Strategy’s New Inside-Out Dynamic
Further on the theme of the domestic drivers for strategy in the current era, a pair of fascinating essays appear in the new, anniversary issue of Foreign Affairs, by Francis Fukuyama and Charles Kupchan, about two of the specific issues I cited in my earlier post: inequality, and ungovernability. (Each of the Foreign Affairs links is to partial articles; the full version of each crouches behind a paywall, but together they’re worth seeking out the issue.)
Fukuyama and Kupchan don’t necessarily trace the implications all the way to geopolitics—although Kupchan does a fair amount, more so than Fukuyama, just because it’s not so much Fukuyama’s goal. Both are chock-full of insights and help draw out the internal factors that will mold states into the global actors they will become.
Example: Fukuyama reminds us that mostly, when domestic economic inequality explodes, social power retreats into the hands of a self-protective few, and grievances among the rest looks for a home–despite the best efforts of classist groups to corral it, that anger generally pools into nationalist or religious causes.
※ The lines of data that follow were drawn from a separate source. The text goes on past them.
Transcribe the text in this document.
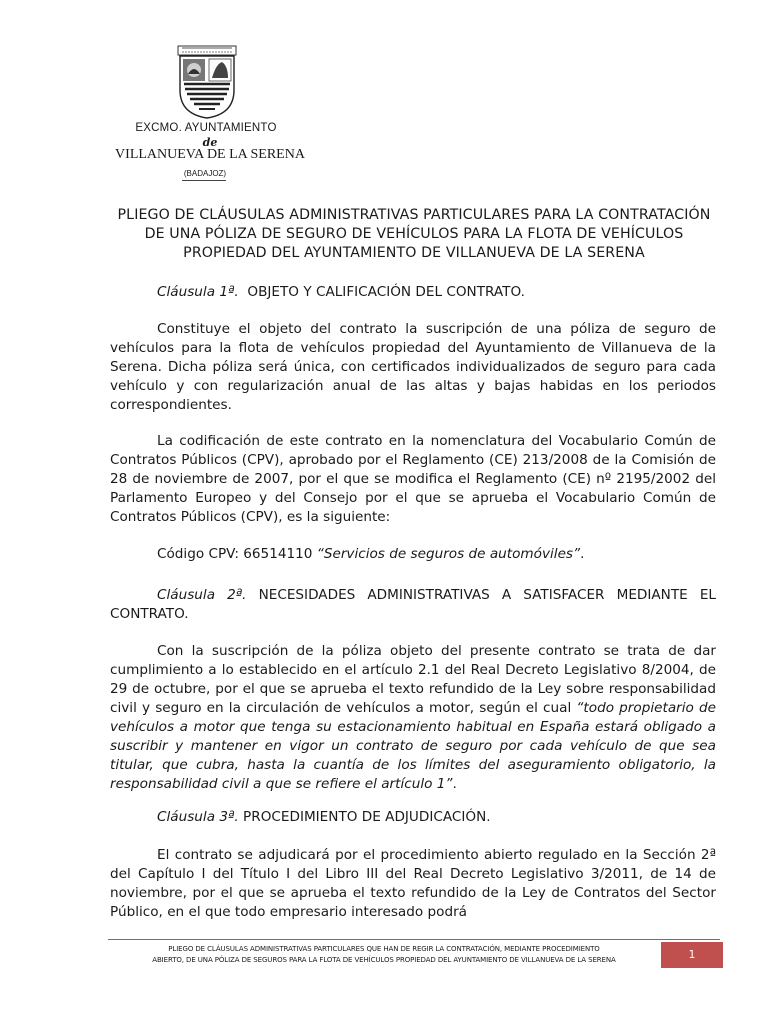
EXCMO. AYUNTAMIENTO
de
VILLANUEVA DE LA SERENA
(BADAJOZ)
PLIEGO DE CLÁUSULAS ADMINISTRATIVAS PARTICULARES PARA LA CONTRATACIÓN DE UNA PÓLIZA DE SEGURO DE VEHÍCULOS PARA LA FLOTA DE VEHÍCULOS PROPIEDAD DEL AYUNTAMIENTO DE VILLANUEVA DE LA SERENA
Cláusula 1ª. OBJETO Y CALIFICACIÓN DEL CONTRATO.
Constituye el objeto del contrato la suscripción de una póliza de seguro de vehículos para la flota de vehículos propiedad del Ayuntamiento de Villanueva de la Serena. Dicha póliza será única, con certificados individualizados de seguro para cada vehículo y con regularización anual de las altas y bajas habidas en los periodos correspondientes.
La codificación de este contrato en la nomenclatura del Vocabulario Común de Contratos Públicos (CPV), aprobado por el Reglamento (CE) 213/2008 de la Comisión de 28 de noviembre de 2007, por el que se modifica el Reglamento (CE) nº 2195/2002 del Parlamento Europeo y del Consejo por el que se aprueba el Vocabulario Común de Contratos Públicos (CPV), es la siguiente:
Código CPV: 66514110 “Servicios de seguros de automóviles”.
Cláusula 2ª. NECESIDADES ADMINISTRATIVAS A SATISFACER MEDIANTE EL CONTRATO.
Con la suscripción de la póliza objeto del presente contrato se trata de dar cumplimiento a lo establecido en el artículo 2.1 del Real Decreto Legislativo 8/2004, de 29 de octubre, por el que se aprueba el texto refundido de la Ley sobre responsabilidad civil y seguro en la circulación de vehículos a motor, según el cual “todo propietario de vehículos a motor que tenga su estacionamiento habitual en España estará obligado a suscribir y mantener en vigor un contrato de seguro por cada vehículo de que sea titular, que cubra, hasta la cuantía de los límites del aseguramiento obligatorio, la responsabilidad civil a que se refiere el artículo 1”.
Cláusula 3ª. PROCEDIMIENTO DE ADJUDICACIÓN.
El contrato se adjudicará por el procedimiento abierto regulado en la Sección 2ª del Capítulo I del Título I del Libro III del Real Decreto Legislativo 3/2011, de 14 de noviembre, por el que se aprueba el texto refundido de la Ley de Contratos del Sector Público, en el que todo empresario interesado podrá
PLIEGO DE CLÁUSULAS ADMINISTRATIVAS PARTICULARES QUE HAN DE REGIR LA CONTRATACIÓN, MEDIANTE PROCEDIMIENTO
ABIERTO, DE UNA PÓLIZA DE SEGUROS PARA LA FLOTA DE VEHÍCULOS PROPIEDAD DEL AYUNTAMIENTO DE VILLANUEVA DE LA SERENA	1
Class warriors just don’t attract the masses—unless, I would add, they marry their clarion call to nationalist or religious iconology (there was a reason it was National Socialism, and infused with Christian symbolism to boot).
Lesson: From a strategic point of view, the outcome we have to worry about stemming from today’s ungovernable, increasingly unequal, worryingly frustrated states is not some sort of global Occupy Capitalism leftist thing, but rather a surge of aggressive nationalism, or extremist religious parties, transforming lost hope in the present into a leap of faith in utopian promises for radical futures, grounded in romanticized versions of “one true people’s” glorious past.
Anyway: The significance of internal factors for strategy … a theme of continuing importance.